Ginger Martin has a box of cassette tapes all of recordings of herself singing.
Martin started recording individual songs on the tapes a year after she started teaching at Daytona. She credits those tapes for helping her achieve the state choir awards. Students take the tapes home giving them a “private teacher,” she said.
“I just couldn’t get to (the students) often enough,” she said.
It looks like those tapes have paid off.
Each year, Daytona’s choir has performed better and better at state competitions – and this year the students shattered school records in the February competition by placing 17 students in the state honor choir. Daytona alone holds about one-third of the choir places. And this year a seventh-grader made the soprano soloist — the first time a younger student from Dayton has taken that top honor.
“I love singing,” said Elise Cunning, the soloist. “My parents say I’m good at it. It just comes naturally, I guess.”
Martin said she wasn’t surprised by Cunning’s placement.
“That girl can sing,” she said. “You just know when they can really nail something.”
Daytona will continue to top their lists of “first-evers” on March 29 when they perform for Sen. John McCain, R-Ariz. during a presentation of the Vietnam War Memorial Wall here.
Martin said McCain will be the highest official the group has performed for.
And Lake Havasu City will be hosting a state choir performance here May 1, the second time the performance has come here since 2007.
Martin recently sat in her large classroom one afternoon, with the door wide open, talking about how this choir’s teamwork stands out from previous choirs.
Martin was surrounded by a row of drums, scattered chairs, piles of sheet music and performance props, awards and trophies and instrument cases — resembling a musical garage. Interruptions came frequently as students darted in and out to grab a forgotten water bottle, a book, or worksheets to track practices over spring break.
It’s like Martin’s classroom is that neighbor’s house where everyone is welcome to come and go as they please.
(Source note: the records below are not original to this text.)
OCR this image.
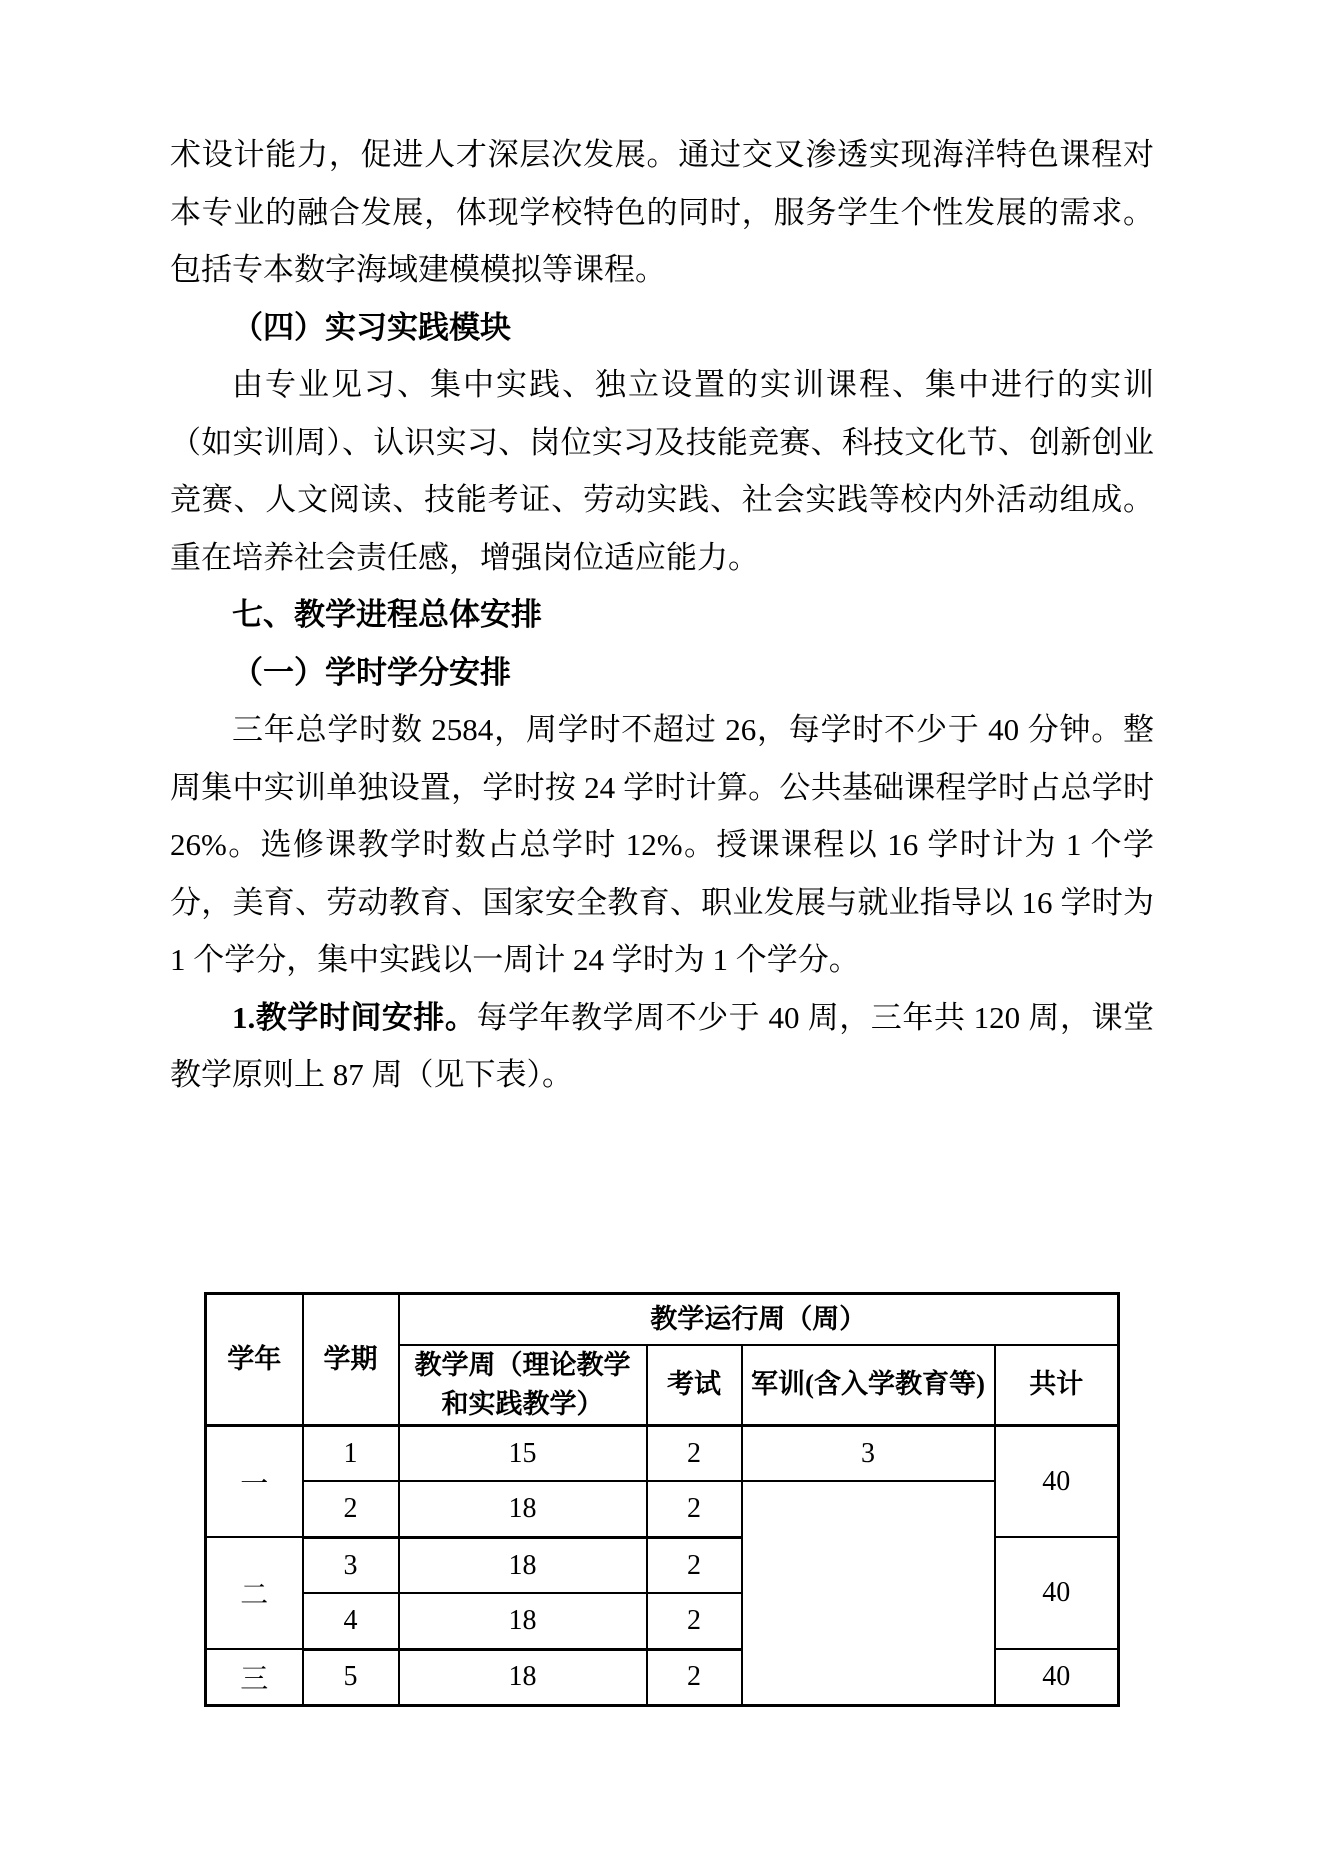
术设计能力，促进人才深层次发展。通过交叉渗透实现海洋特色课程对本专业的融合发展，体现学校特色的同时，服务学生个性发展的需求。包括专本数字海域建模模拟等课程。

（四）实习实践模块

由专业见习、集中实践、独立设置的实训课程、集中进行的实训（如实训周）、认识实习、岗位实习及技能竞赛、科技文化节、创新创业竞赛、人文阅读、技能考证、劳动实践、社会实践等校内外活动组成。重在培养社会责任感，增强岗位适应能力。

七、教学进程总体安排

（一）学时学分安排

三年总学时数 2584，周学时不超过 26，每学时不少于 40 分钟。整周集中实训单独设置，学时按 24 学时计算。公共基础课程学时占总学时 26%。选修课教学时数占总学时 12%。授课课程以 16 学时计为 1 个学分，美育、劳动教育、国家安全教育、职业发展与就业指导以 16 学时为 1 个学分，集中实践以一周计 24 学时为 1 个学分。

1.教学时间安排。每学年教学周不少于 40 周，三年共 120 周，课堂教学原则上 87 周（见下表）。

学年	学期	教学运行周（周）			
		教学周（理论教学和实践教学）	考试	军训(含入学教育等)	共计
一	1	15	2	3	40
	2	18	2		
二	3	18	2		40
	4	18	2		
三	5	18	2		40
“In this room of a mess, I do know where everything is,” she said. “I’m so proud of myself.”
Her white board — which she calls “her life” — is scattered with messages, after-school lesson schedules, notes of who has what instruments and the song list for the upcoming spring performance.
Which will be Daytona’s last choir show — the thought instantly brought tears to Martin’s eyes.
“It’s hurting,” she said, choking up. “I have to see the last curtain close on the last show.”
Daytona will officially close its doors July 1 after the school district governing board voted in February to shut down the school to save money because of a dwindling budget.
Martin has been teaching there for six years and said she expects to transfer to the district’s second middle school, Thunderbolt.
“Thunderbolt has bent over backward to accommodate the type of program that I have here,” she said. “(They have) made major changes. I was so thankful they saw the value of making such a huge change in the program at their school.”
But until then, Martin will be showing up at her classroom almost every Saturday to continue working on upcoming shows.
“I feel like we are really at the top of our game,” she said.